The State should carve the development plan for this region strategically for its strategical location. North Bengal is a narrow and weakest link to the North Eastern India. it should be developed and fortified. Union Government should take special measures to invest in people & region of North Bengal. Save India! save North Bengal!
regards
SC Vashishth, भारत विकास ट्रस्ट
Develop India Trust, Jaigaon, Jalpaiguri, West Bengal
Link:
http://www.igovernment.in/site/bengal-tea-gardens-spell-death-for-workers/Detailed News:
Bengal tea gardens spell death for workers
JPG June 4, 2008 Agriculture, Health and Issues.
By Aparajita Gupta Kolkata: Many slips have developed between the cups and lips in the tea gardens located in North Bengal districts. Poverty, malnutrition and starvation deaths have become key words for defining the state of affairs in the tea gardens.

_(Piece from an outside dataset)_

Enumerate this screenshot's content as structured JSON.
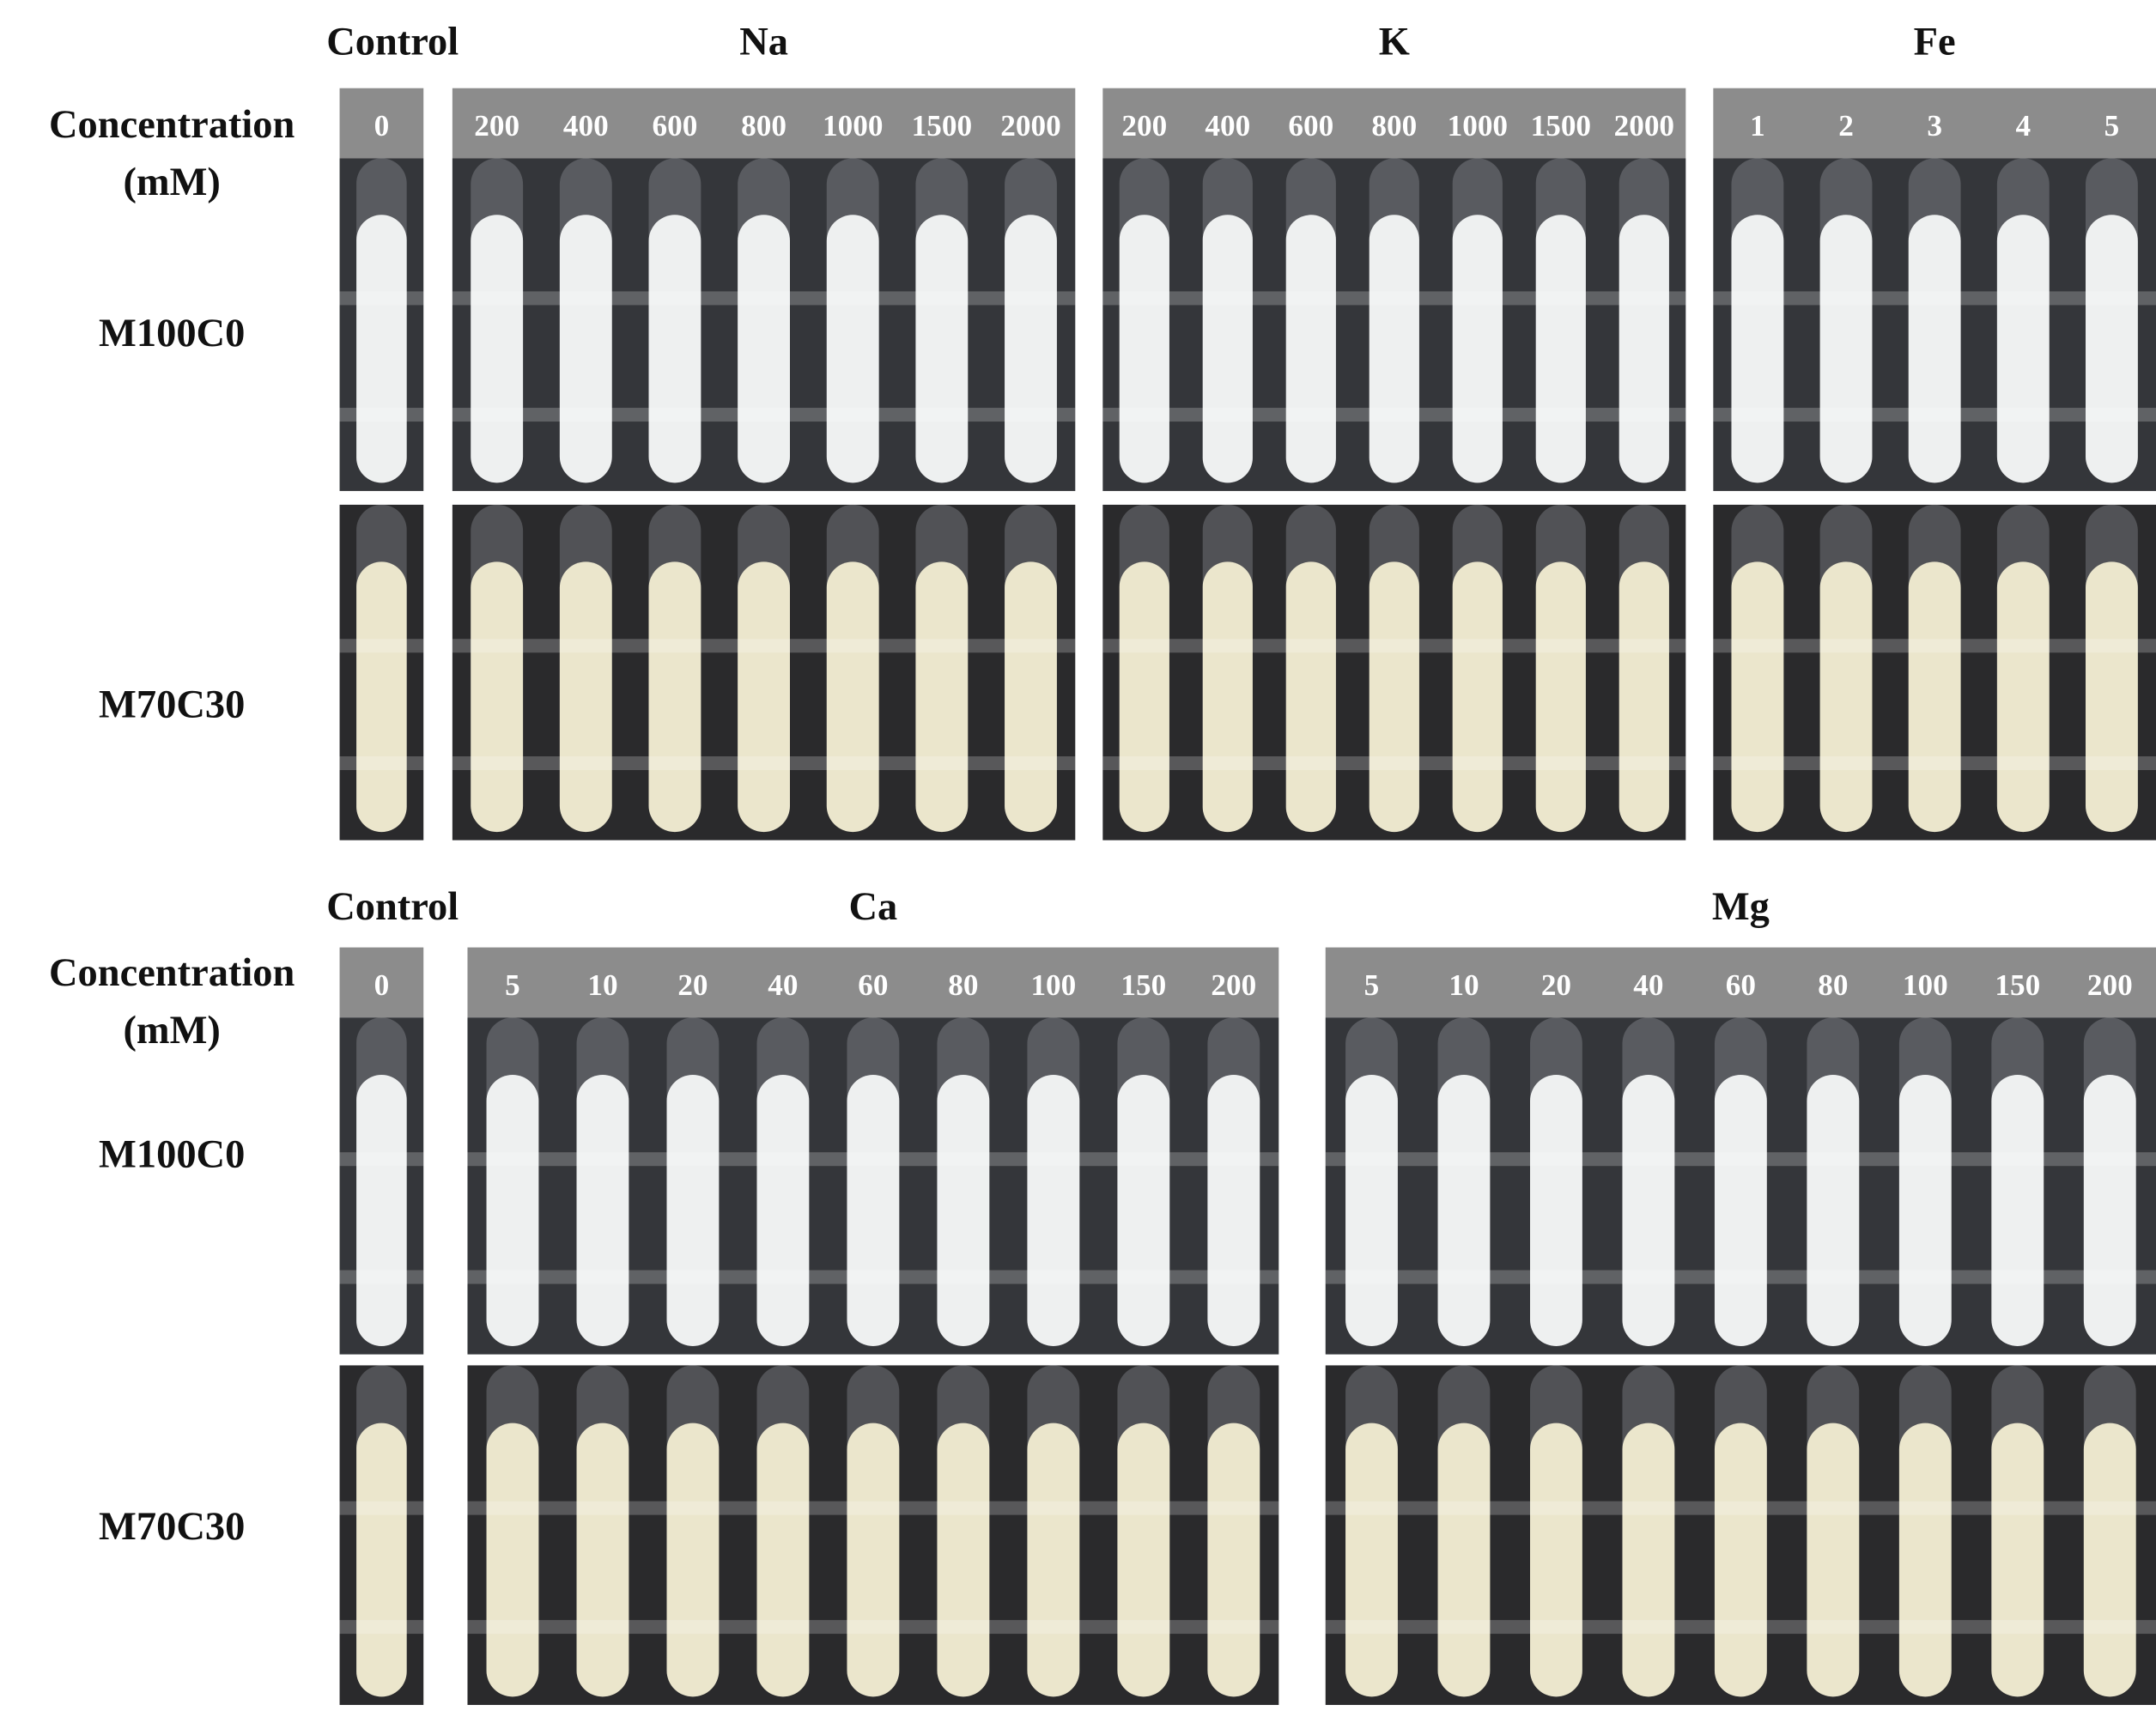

“Tea industry is bleeding and it has proved fatal for 1,800 workers during last four years,” says trade union leader Aloke Chakraborty.
According to General Secretary of the central committee of the National Union of Plantation Workers Aloke Chakraborty, 50 per cent of the 318 tea gardens in the Terai and Dooars region in the state were sick.

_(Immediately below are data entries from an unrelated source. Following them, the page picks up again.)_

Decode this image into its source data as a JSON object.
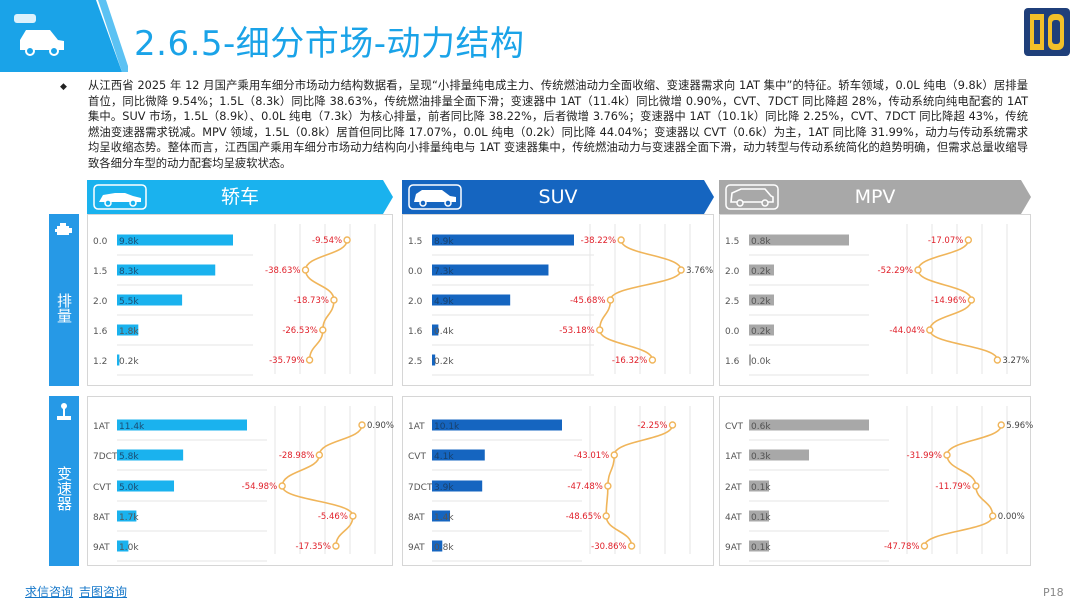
{
  "header": {
    "title": "2.6.5-细分市场-动力结构"
  },
  "summary": {
    "bullet": "◆",
    "text": "从江西省 2025 年 12 月国产乘用车细分市场动力结构数据看，呈现“小排量纯电成主力、传统燃油动力全面收缩、变速器需求向 1AT 集中”的特征。轿车领域，0.0L 纯电（9.8k）居排量首位，同比微降 9.54%；1.5L（8.3k）同比降 38.63%，传统燃油排量全面下滑；变速器中 1AT（11.4k）同比微增 0.90%，CVT、7DCT 同比降超 28%，传动系统向纯电配套的 1AT 集中。SUV 市场，1.5L（8.9k）、0.0L 纯电（7.3k）为核心排量，前者同比降 38.22%，后者微增 3.76%；变速器中 1AT（10.1k）同比降 2.25%，CVT、7DCT 同比降超 43%，传统燃油变速器需求锐减。MPV 领域，1.5L（0.8k）居首但同比降 17.07%，0.0L 纯电（0.2k）同比降 44.04%；变速器以 CVT（0.6k）为主，1AT 同比降 31.99%，动力与传动系统需求均呈收缩态势。整体而言，江西国产乘用车细分市场动力结构向小排量纯电与 1AT 变速器集中，传统燃油动力与变速器全面下滑，动力转型与传动系统简化的趋势明确，但需求总量收缩导致各细分车型的动力配套均呈疲软状态。"
  },
  "columns": [
    {
      "label": "轿车",
      "color": "#1ab2ee"
    },
    {
      "label": "SUV",
      "color": "#1565c0"
    },
    {
      "label": "MPV",
      "color": "#a8a8a8"
    }
  ],
  "rows": [
    {
      "label": "排量",
      "icon": "engine-icon"
    },
    {
      "label": "变速器",
      "icon": "gear-shift-icon"
    }
  ],
  "footer": {
    "link1": "求信咨询",
    "link2": "吉图咨询",
    "page": "P18"
  },
  "chart_data": [
    {
      "type": "bar",
      "segment": "轿车",
      "dimension": "排量",
      "categories": [
        "0.0",
        "1.5",
        "2.0",
        "1.6",
        "1.2"
      ],
      "values": [
        9.8,
        8.3,
        5.5,
        1.8,
        0.2
      ],
      "value_labels": [
        "9.8k",
        "8.3k",
        "5.5k",
        "1.8k",
        "0.2k"
      ],
      "growth": [
        -9.54,
        -38.63,
        -18.73,
        -26.53,
        -35.79
      ],
      "growth_labels": [
        "-9.54%",
        "-38.63%",
        "-18.73%",
        "-26.53%",
        "-35.79%"
      ]
    },
    {
      "type": "bar",
      "segment": "SUV",
      "dimension": "排量",
      "categories": [
        "1.5",
        "0.0",
        "2.0",
        "1.6",
        "2.5"
      ],
      "values": [
        8.9,
        7.3,
        4.9,
        0.4,
        0.2
      ],
      "value_labels": [
        "8.9k",
        "7.3k",
        "4.9k",
        "0.4k",
        "0.2k"
      ],
      "growth": [
        -38.22,
        3.76,
        -45.68,
        -53.18,
        -16.32
      ],
      "growth_labels": [
        "-38.22%",
        "3.76%",
        "-45.68%",
        "-53.18%",
        "-16.32%"
      ]
    },
    {
      "type": "bar",
      "segment": "MPV",
      "dimension": "排量",
      "categories": [
        "1.5",
        "2.0",
        "2.5",
        "0.0",
        "1.6"
      ],
      "values": [
        0.8,
        0.2,
        0.2,
        0.2,
        0.0
      ],
      "value_labels": [
        "0.8k",
        "0.2k",
        "0.2k",
        "0.2k",
        "0.0k"
      ],
      "growth": [
        -17.07,
        -52.29,
        -14.96,
        -44.04,
        3.27
      ],
      "growth_labels": [
        "-17.07%",
        "-52.29%",
        "-14.96%",
        "-44.04%",
        "3.27%"
      ]
    },
    {
      "type": "bar",
      "segment": "轿车",
      "dimension": "变速器",
      "categories": [
        "1AT",
        "7DCT",
        "CVT",
        "8AT",
        "9AT"
      ],
      "values": [
        11.4,
        5.8,
        5.0,
        1.7,
        1.0
      ],
      "value_labels": [
        "11.4k",
        "5.8k",
        "5.0k",
        "1.7k",
        "1.0k"
      ],
      "growth": [
        0.9,
        -28.98,
        -54.98,
        -5.46,
        -17.35
      ],
      "growth_labels": [
        "0.90%",
        "-28.98%",
        "-54.98%",
        "-5.46%",
        "-17.35%"
      ]
    },
    {
      "type": "bar",
      "segment": "SUV",
      "dimension": "变速器",
      "categories": [
        "1AT",
        "CVT",
        "7DCT",
        "8AT",
        "9AT"
      ],
      "values": [
        10.1,
        4.1,
        3.9,
        1.4,
        0.8
      ],
      "value_labels": [
        "10.1k",
        "4.1k",
        "3.9k",
        "1.4k",
        "0.8k"
      ],
      "growth": [
        -2.25,
        -43.01,
        -47.48,
        -48.65,
        -30.86
      ],
      "growth_labels": [
        "-2.25%",
        "-43.01%",
        "-47.48%",
        "-48.65%",
        "-30.86%"
      ]
    },
    {
      "type": "bar",
      "segment": "MPV",
      "dimension": "变速器",
      "categories": [
        "CVT",
        "1AT",
        "2AT",
        "4AT",
        "9AT"
      ],
      "values": [
        0.6,
        0.3,
        0.1,
        0.1,
        0.1
      ],
      "value_labels": [
        "0.6k",
        "0.3k",
        "0.1k",
        "0.1k",
        "0.1k"
      ],
      "growth": [
        5.96,
        -31.99,
        -11.79,
        0.0,
        -47.78
      ],
      "growth_labels": [
        "5.96%",
        "-31.99%",
        "-11.79%",
        "0.00%",
        "-47.78%"
      ]
    }
  ]
}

The condition of workers in the so-called healthy tea estates was also miserable, he added.
There are altogether 8,709 tea gardens in north Bengal spread across Cooch Behar, Jalpaiguri, Darjeeling and North Dinajpur districts.

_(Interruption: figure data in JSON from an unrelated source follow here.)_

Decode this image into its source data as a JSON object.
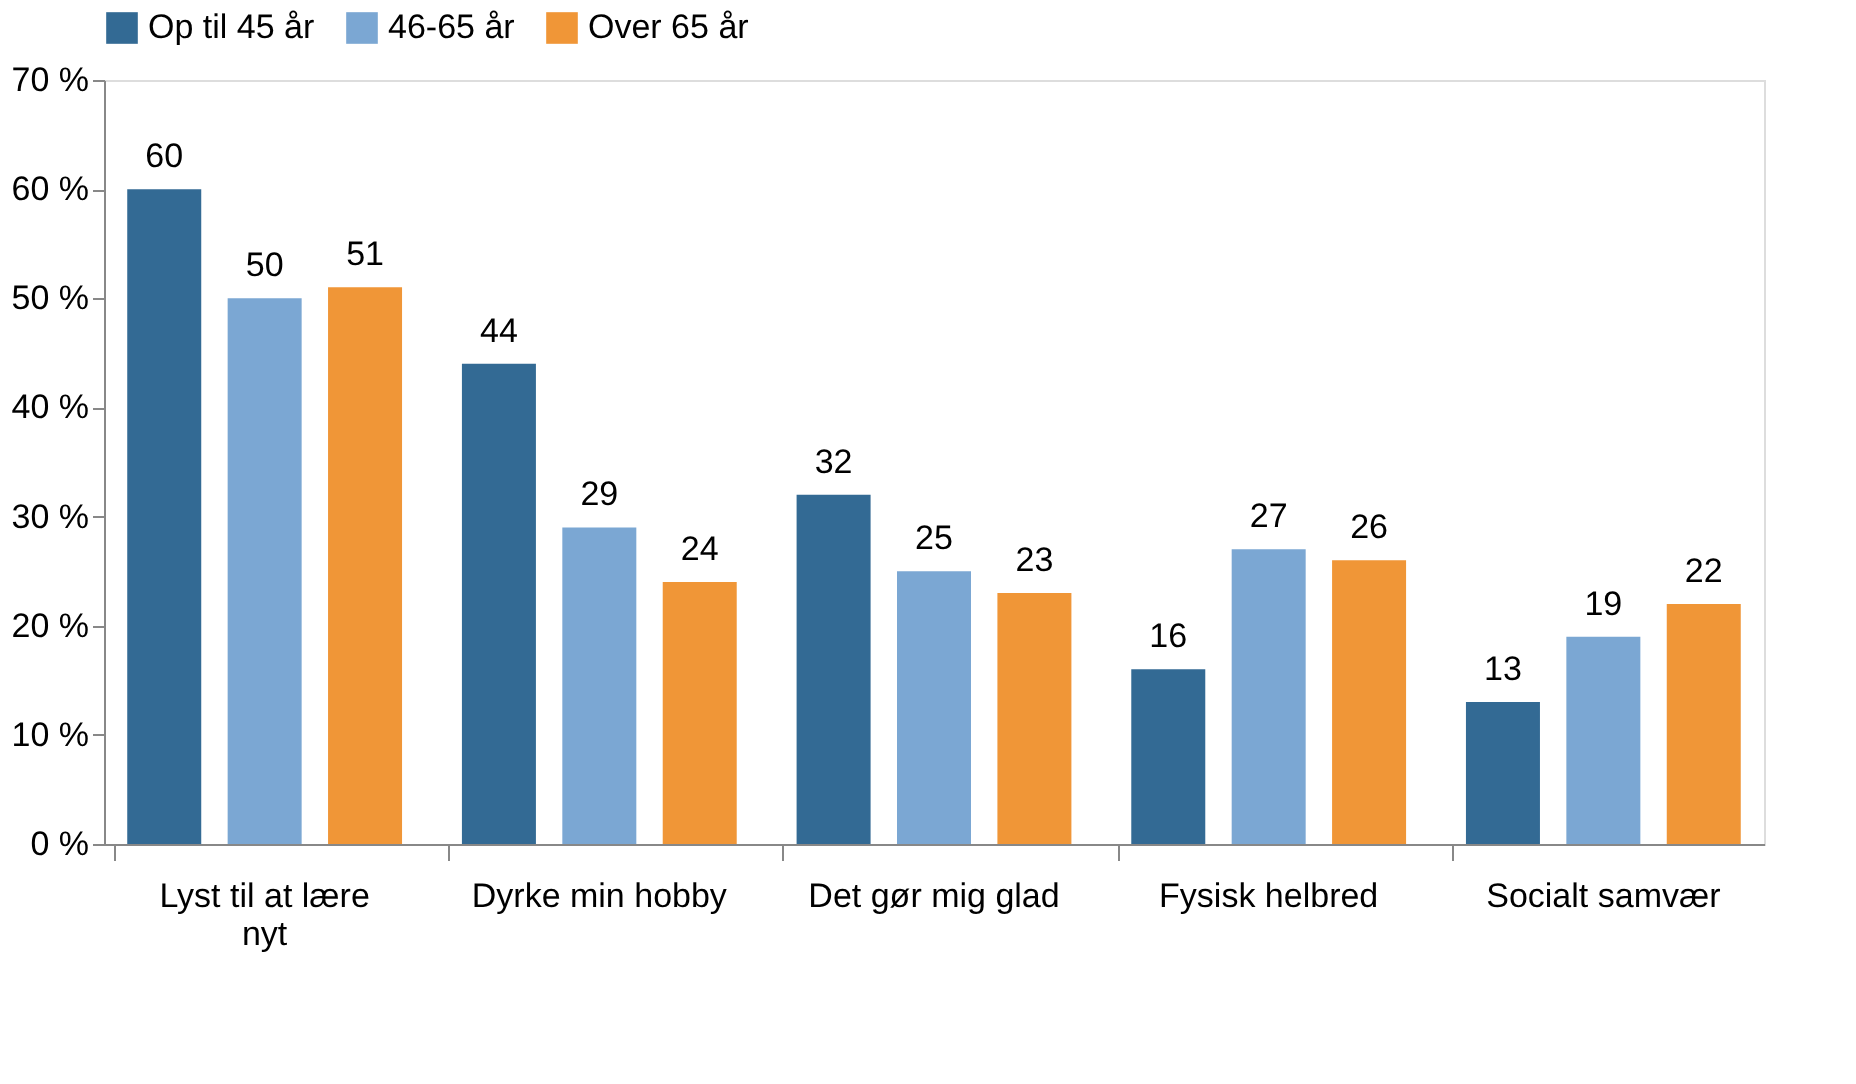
{
  "chart_data": {
    "type": "bar",
    "categories": [
      "Lyst til at lære nyt",
      "Dyrke min hobby",
      "Det gør mig glad",
      "Fysisk helbred",
      "Socialt samvær"
    ],
    "series": [
      {
        "name": "Op til 45 år",
        "color": "#336a94",
        "values": [
          60,
          44,
          32,
          16,
          13
        ]
      },
      {
        "name": "46-65 år",
        "color": "#7ba7d3",
        "values": [
          50,
          29,
          25,
          27,
          19
        ]
      },
      {
        "name": "Over 65 år",
        "color": "#f09637",
        "values": [
          51,
          24,
          23,
          26,
          22
        ]
      }
    ],
    "ylim": [
      0,
      70
    ],
    "yticks": [
      {
        "value": 0,
        "label": "0 %"
      },
      {
        "value": 10,
        "label": "10 %"
      },
      {
        "value": 20,
        "label": "20 %"
      },
      {
        "value": 30,
        "label": "30 %"
      },
      {
        "value": 40,
        "label": "40 %"
      },
      {
        "value": 50,
        "label": "50 %"
      },
      {
        "value": 60,
        "label": "60 %"
      },
      {
        "value": 70,
        "label": "70 %"
      }
    ],
    "data_labels": true,
    "legend": "top",
    "grid": false
  }
}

“People are dying of starvation. The effects of malnutrition have made worker communities vulnerable to anaemia, tuberculosis, anthrax and severe dysentery,” Chakraborty said.
The industry sources say the labour cost has escalated sharply in recent years, fertilisers have also registered quantum jump in prices and it was not a much profitable business now.
“It was the reason behind the tea plantation farms’ going sick and closing business,” Dhunseri Tea and Industries CMD Chandra Kumar Dhanuka said.
However, the union leaders accuse the owners of redirecting profits from the gardens into other businesses.
“Tea garden owners don’t reinvest the profit they earn from tea gardens into the same business or ancillary businesses. They take that profit and invest in some other business at some other place,” Chakravorty said.
During the past few years, several tea estate owners have abandoned their gardens abruptly without even paying the salaries and provident fund dues of the employees, he added.
The year 2006 was good for India’s tea industry as it exported 219 million kg. But the export figure plummeted in 2007 due to competition from Kenya. But a good showing by the tea industry doesn’t guarantee better times for its workers.
“On March 31, 2008, the wage agreement of the tea workers expired. It is usually done for three years. No new agreement has been chalked out yet,” the union leader said.
He added there is a high possibility that in the future when the revised wage structure is announced the workers have to sacrifice their arrears.